Exodus is the Old Testament's central act of rescue. God brings Israel out of Egypt through blood on the doorposts, through a parted sea, and into the wilderness. The sequence matters: redemption first, then law. God does not say "obey these commands and I will save you." He saves, and then at Sinai he gives the law as the shape of a redeemed people's life. "I am the Lord your God, who brought you out of the land of Egypt" (Exodus 20:2) precedes every commandment. The law is given inside a relationship already established by grace. Israel fails to live it. The wilderness narratives are a long record of that failure. But the pattern of exodus-covenant becomes the template that prophets and apostles reach for again and again when they describe what God does for his people.

Land, throne, and collapse

Joshua through Kings covers roughly six centuries in accelerating decline. Israel enters the land. The judges cycle through unfaithfulness and rescue. The people demand a king. Saul fails. David receives a covenant: "Your house and your kingdom shall be made sure forever before me. Your throne shall be established forever" (2 Samuel 7:16). Solomon builds the temple. Then the kingdom splits. The north falls to Assyria in 722 BC. The south limps on until Babylon destroys Jerusalem in 586 BC. Two verses from Kings capture the verdict: Israel "did not believe in the Lord their God" and "walked in the customs of the nations" (2 Kings 17:8, 14). Exile was not a political accident. It was the covenantal consequence the prophets had been warning about.
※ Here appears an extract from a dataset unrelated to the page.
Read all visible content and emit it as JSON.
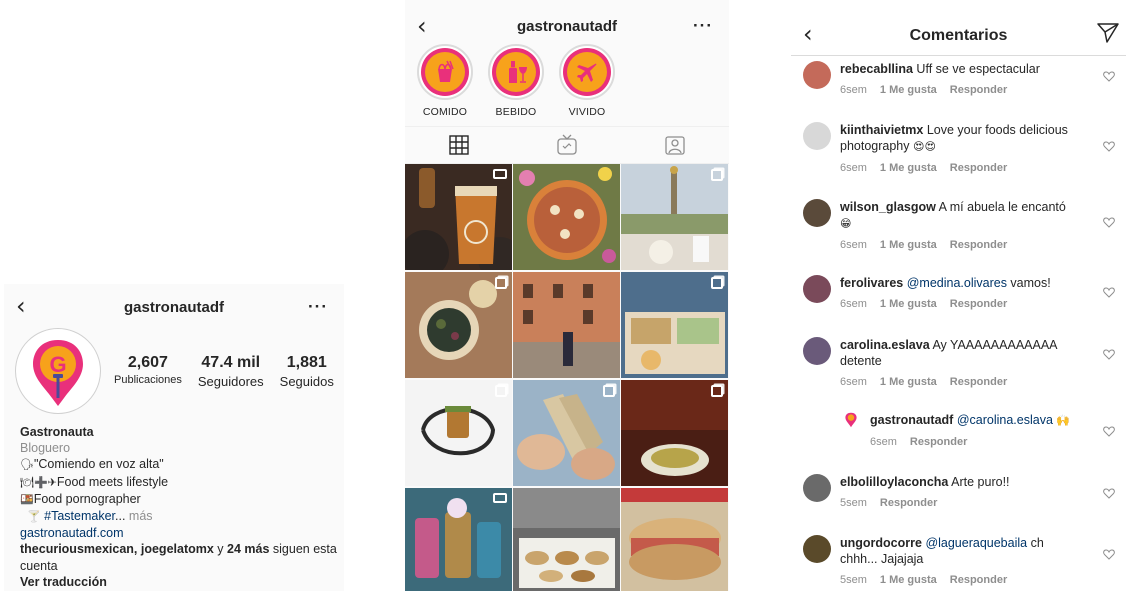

Judgment announced, hope opened

The prophets are not a separate section appended to the historical books. They are interpreters of the same story, speaking into specific moments of the arc. Isaiah, Jeremiah, Ezekiel, and the twelve minor prophets address the crisis of covenant failure and announce its consequences honestly. Exile is coming; exile is just.

But the prophets do not stop there. Isaiah 40:1-2 opens the second half of his book with comfort: "Comfort, comfort my people, says your God. Speak tenderly to Jerusalem, and cry to her that her warfare is ended, that her iniquity is pardoned." Beyond judgment lies restoration. Jeremiah promises a new covenant written on the heart (Jeremiah 31:33). Ezekiel sees dry bones reassembled and the Spirit breathed into them (Ezekiel 37:5). Isaiah's servant songs describe a figure who bears the iniquity of the people in his own body (Isaiah 53:6). The day of the Lord will bring purging, but it will also bring the permanent presence of God with his people. The OT does not end in despair. It ends leaning forward, straining toward a fulfillment it can describe but not yet produce.
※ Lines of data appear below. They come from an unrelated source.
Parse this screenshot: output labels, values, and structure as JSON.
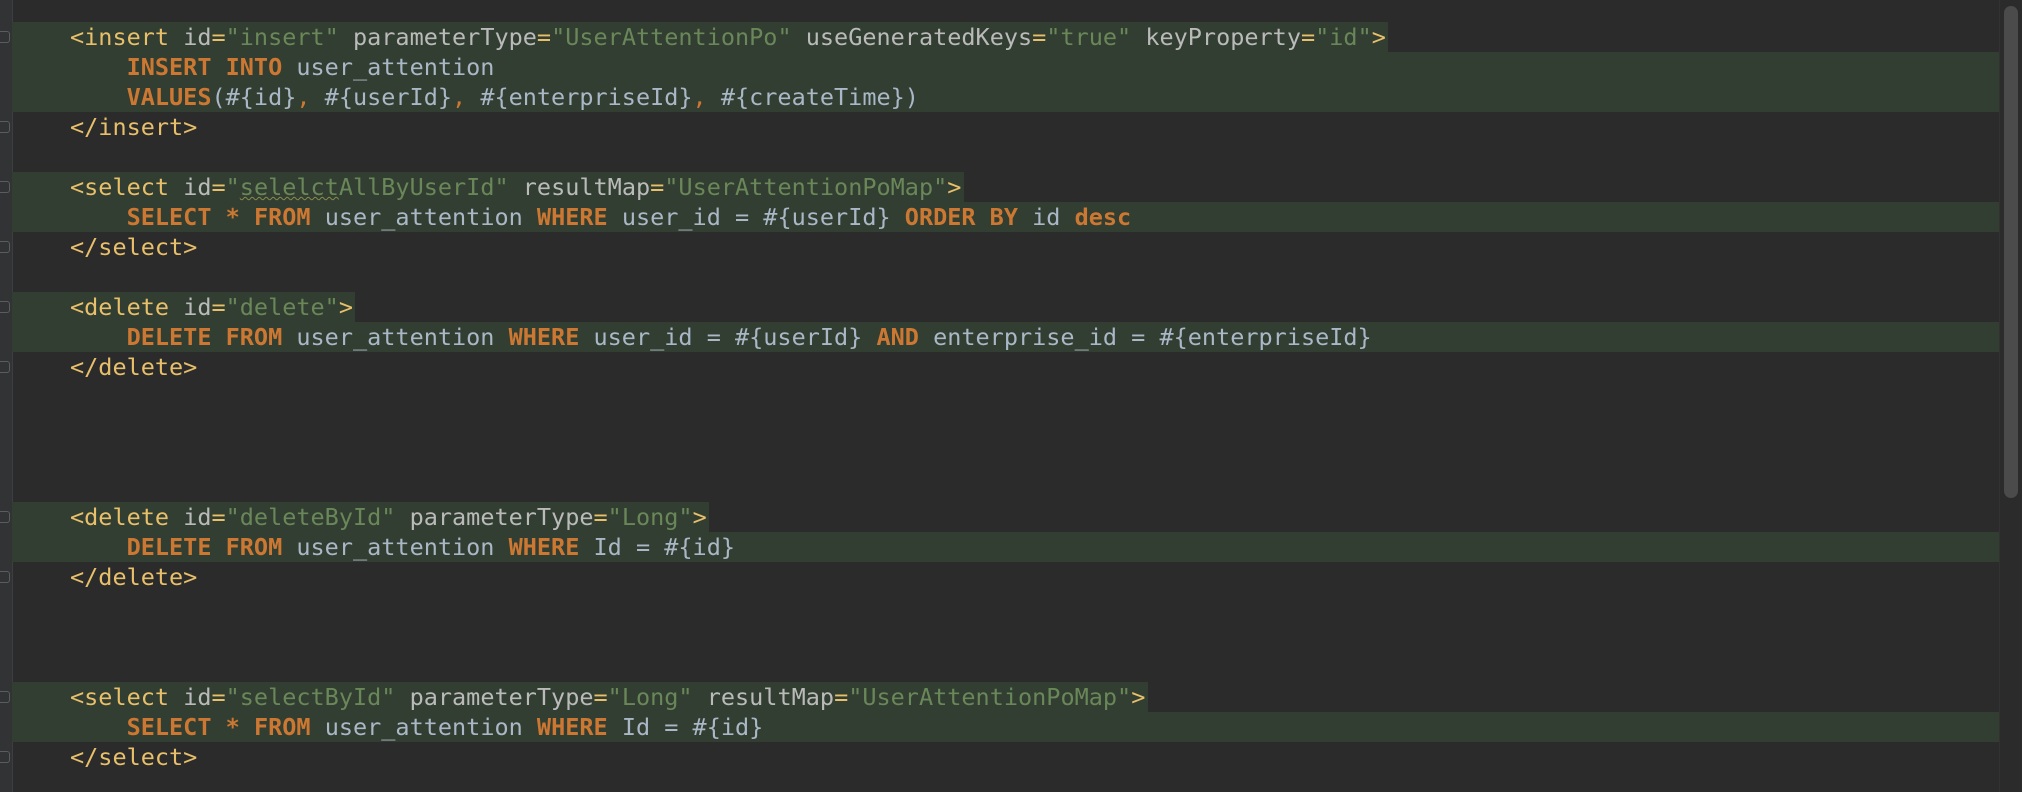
{
  "editor": {
    "language": "xml-mybatis-mapper",
    "colors": {
      "background": "#2b2b2b",
      "highlight": "#323e31",
      "tag": "#e8bf6a",
      "attribute": "#bababa",
      "string": "#6a8759",
      "keyword": "#cc7832",
      "text": "#a9b7c6"
    }
  },
  "lines": [
    {
      "tokens": [
        {
          "t": "tag",
          "v": "<insert "
        },
        {
          "t": "attr",
          "v": "id"
        },
        {
          "t": "tag",
          "v": "="
        },
        {
          "t": "val",
          "v": "\"insert\""
        },
        {
          "t": "plain",
          "v": " "
        },
        {
          "t": "attr",
          "v": "parameterType"
        },
        {
          "t": "tag",
          "v": "="
        },
        {
          "t": "val",
          "v": "\"UserAttentionPo\""
        },
        {
          "t": "plain",
          "v": " "
        },
        {
          "t": "attr",
          "v": "useGeneratedKeys"
        },
        {
          "t": "tag",
          "v": "="
        },
        {
          "t": "val",
          "v": "\"true\""
        },
        {
          "t": "plain",
          "v": " "
        },
        {
          "t": "attr",
          "v": "keyProperty"
        },
        {
          "t": "tag",
          "v": "="
        },
        {
          "t": "val",
          "v": "\"id\""
        },
        {
          "t": "tag",
          "v": ">"
        }
      ],
      "highlight": "partial",
      "fold": true
    },
    {
      "tokens": [
        {
          "t": "plain",
          "v": "    "
        },
        {
          "t": "kw",
          "v": "INSERT INTO"
        },
        {
          "t": "plain",
          "v": " user_attention"
        }
      ],
      "highlight": "full"
    },
    {
      "tokens": [
        {
          "t": "plain",
          "v": "    "
        },
        {
          "t": "kw",
          "v": "VALUES"
        },
        {
          "t": "plain",
          "v": "(#{id}"
        },
        {
          "t": "punc",
          "v": ", "
        },
        {
          "t": "plain",
          "v": "#{userId}"
        },
        {
          "t": "punc",
          "v": ", "
        },
        {
          "t": "plain",
          "v": "#{enterpriseId}"
        },
        {
          "t": "punc",
          "v": ", "
        },
        {
          "t": "plain",
          "v": "#{createTime})"
        }
      ],
      "highlight": "full"
    },
    {
      "tokens": [
        {
          "t": "tag",
          "v": "</insert>"
        }
      ],
      "highlight": "none",
      "fold": true
    },
    {
      "tokens": [],
      "highlight": "none"
    },
    {
      "tokens": [
        {
          "t": "tag",
          "v": "<select "
        },
        {
          "t": "attr",
          "v": "id"
        },
        {
          "t": "tag",
          "v": "="
        },
        {
          "t": "val",
          "v": "\""
        },
        {
          "t": "valwarn",
          "v": "selelct"
        },
        {
          "t": "val",
          "v": "AllByUserId\""
        },
        {
          "t": "plain",
          "v": " "
        },
        {
          "t": "attr",
          "v": "resultMap"
        },
        {
          "t": "tag",
          "v": "="
        },
        {
          "t": "val",
          "v": "\"UserAttentionPoMap\""
        },
        {
          "t": "tag",
          "v": ">"
        }
      ],
      "highlight": "partial",
      "fold": true
    },
    {
      "tokens": [
        {
          "t": "plain",
          "v": "    "
        },
        {
          "t": "kw",
          "v": "SELECT"
        },
        {
          "t": "plain",
          "v": " "
        },
        {
          "t": "kw",
          "v": "*"
        },
        {
          "t": "plain",
          "v": " "
        },
        {
          "t": "kw",
          "v": "FROM"
        },
        {
          "t": "plain",
          "v": " user_attention "
        },
        {
          "t": "kw",
          "v": "WHERE"
        },
        {
          "t": "plain",
          "v": " user_id = #{userId} "
        },
        {
          "t": "kw",
          "v": "ORDER BY"
        },
        {
          "t": "plain",
          "v": " id "
        },
        {
          "t": "kw",
          "v": "desc"
        }
      ],
      "highlight": "full"
    },
    {
      "tokens": [
        {
          "t": "tag",
          "v": "</select>"
        }
      ],
      "highlight": "none",
      "fold": true
    },
    {
      "tokens": [],
      "highlight": "none"
    },
    {
      "tokens": [
        {
          "t": "tag",
          "v": "<delete "
        },
        {
          "t": "attr",
          "v": "id"
        },
        {
          "t": "tag",
          "v": "="
        },
        {
          "t": "val",
          "v": "\"delete\""
        },
        {
          "t": "tag",
          "v": ">"
        }
      ],
      "highlight": "partial",
      "fold": true
    },
    {
      "tokens": [
        {
          "t": "plain",
          "v": "    "
        },
        {
          "t": "kw",
          "v": "DELETE FROM"
        },
        {
          "t": "plain",
          "v": " user_attention "
        },
        {
          "t": "kw",
          "v": "WHERE"
        },
        {
          "t": "plain",
          "v": " user_id = #{userId} "
        },
        {
          "t": "kw",
          "v": "AND"
        },
        {
          "t": "plain",
          "v": " enterprise_id = #{enterpriseId}"
        }
      ],
      "highlight": "full"
    },
    {
      "tokens": [
        {
          "t": "tag",
          "v": "</delete>"
        }
      ],
      "highlight": "none",
      "fold": true
    },
    {
      "tokens": [],
      "highlight": "none"
    },
    {
      "tokens": [],
      "highlight": "none"
    },
    {
      "tokens": [],
      "highlight": "none"
    },
    {
      "tokens": [],
      "highlight": "none"
    },
    {
      "tokens": [
        {
          "t": "tag",
          "v": "<delete "
        },
        {
          "t": "attr",
          "v": "id"
        },
        {
          "t": "tag",
          "v": "="
        },
        {
          "t": "val",
          "v": "\"deleteById\""
        },
        {
          "t": "plain",
          "v": " "
        },
        {
          "t": "attr",
          "v": "parameterType"
        },
        {
          "t": "tag",
          "v": "="
        },
        {
          "t": "val",
          "v": "\"Long\""
        },
        {
          "t": "tag",
          "v": ">"
        }
      ],
      "highlight": "partial",
      "fold": true
    },
    {
      "tokens": [
        {
          "t": "plain",
          "v": "    "
        },
        {
          "t": "kw",
          "v": "DELETE FROM"
        },
        {
          "t": "plain",
          "v": " user_attention "
        },
        {
          "t": "kw",
          "v": "WHERE"
        },
        {
          "t": "plain",
          "v": " Id = #{id}"
        }
      ],
      "highlight": "full"
    },
    {
      "tokens": [
        {
          "t": "tag",
          "v": "</delete>"
        }
      ],
      "highlight": "none",
      "fold": true
    },
    {
      "tokens": [],
      "highlight": "none"
    },
    {
      "tokens": [],
      "highlight": "none"
    },
    {
      "tokens": [],
      "highlight": "none"
    },
    {
      "tokens": [
        {
          "t": "tag",
          "v": "<select "
        },
        {
          "t": "attr",
          "v": "id"
        },
        {
          "t": "tag",
          "v": "="
        },
        {
          "t": "val",
          "v": "\"selectById\""
        },
        {
          "t": "plain",
          "v": " "
        },
        {
          "t": "attr",
          "v": "parameterType"
        },
        {
          "t": "tag",
          "v": "="
        },
        {
          "t": "val",
          "v": "\"Long\""
        },
        {
          "t": "plain",
          "v": " "
        },
        {
          "t": "attr",
          "v": "resultMap"
        },
        {
          "t": "tag",
          "v": "="
        },
        {
          "t": "val",
          "v": "\"UserAttentionPoMap\""
        },
        {
          "t": "tag",
          "v": ">"
        }
      ],
      "highlight": "partial",
      "fold": true
    },
    {
      "tokens": [
        {
          "t": "plain",
          "v": "    "
        },
        {
          "t": "kw",
          "v": "SELECT"
        },
        {
          "t": "plain",
          "v": " "
        },
        {
          "t": "kw",
          "v": "*"
        },
        {
          "t": "plain",
          "v": " "
        },
        {
          "t": "kw",
          "v": "FROM"
        },
        {
          "t": "plain",
          "v": " user_attention "
        },
        {
          "t": "kw",
          "v": "WHERE"
        },
        {
          "t": "plain",
          "v": " Id = #{id}"
        }
      ],
      "highlight": "full"
    },
    {
      "tokens": [
        {
          "t": "tag",
          "v": "</select>"
        }
      ],
      "highlight": "none",
      "fold": true
    }
  ]
}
Why the arc matters for teaching

Every Old Testament passage sits somewhere in these six movements. A text from Leviticus sits in the Sinai movement: it is part of the law given inside the exodus-covenant, shaping the people God has already redeemed. A lament psalm sits in the kingdom movement, often in the gap between David's covenant and its visible failure. A passage from Amos sits in the prophetic movement, calling a prosperous but faithless Israel back to the terms of the Sinai covenant. Locating the text in the arc is not an academic exercise. It tells a group leader what question the passage is answering, what problem it is addressing, and where the author and audience stood in the long story of God and his people.

The arc also prevents two common errors in OT teaching. The first is reading every passage as a moral lesson, stripped of its narrative context. David kills Goliath becomes a talk about facing your giants. But 1 Samuel 17 sits in the arc as the moment when a promised king does what Israel could not do for itself, defeating the enemy that had paralyzed God's people for forty days. The second error is reading the OT as merely a backdrop to the New. Paul wrote that "whatever was written in former days was written for our instruction" (Romans 15:4). Former days means the full arc: creation to prophets. It was written for us, not merely about them.

Before your next session on any OT passage, locate it on the arc and ask your group: what did the people in this moment already know about God's story, and what were they still waiting for?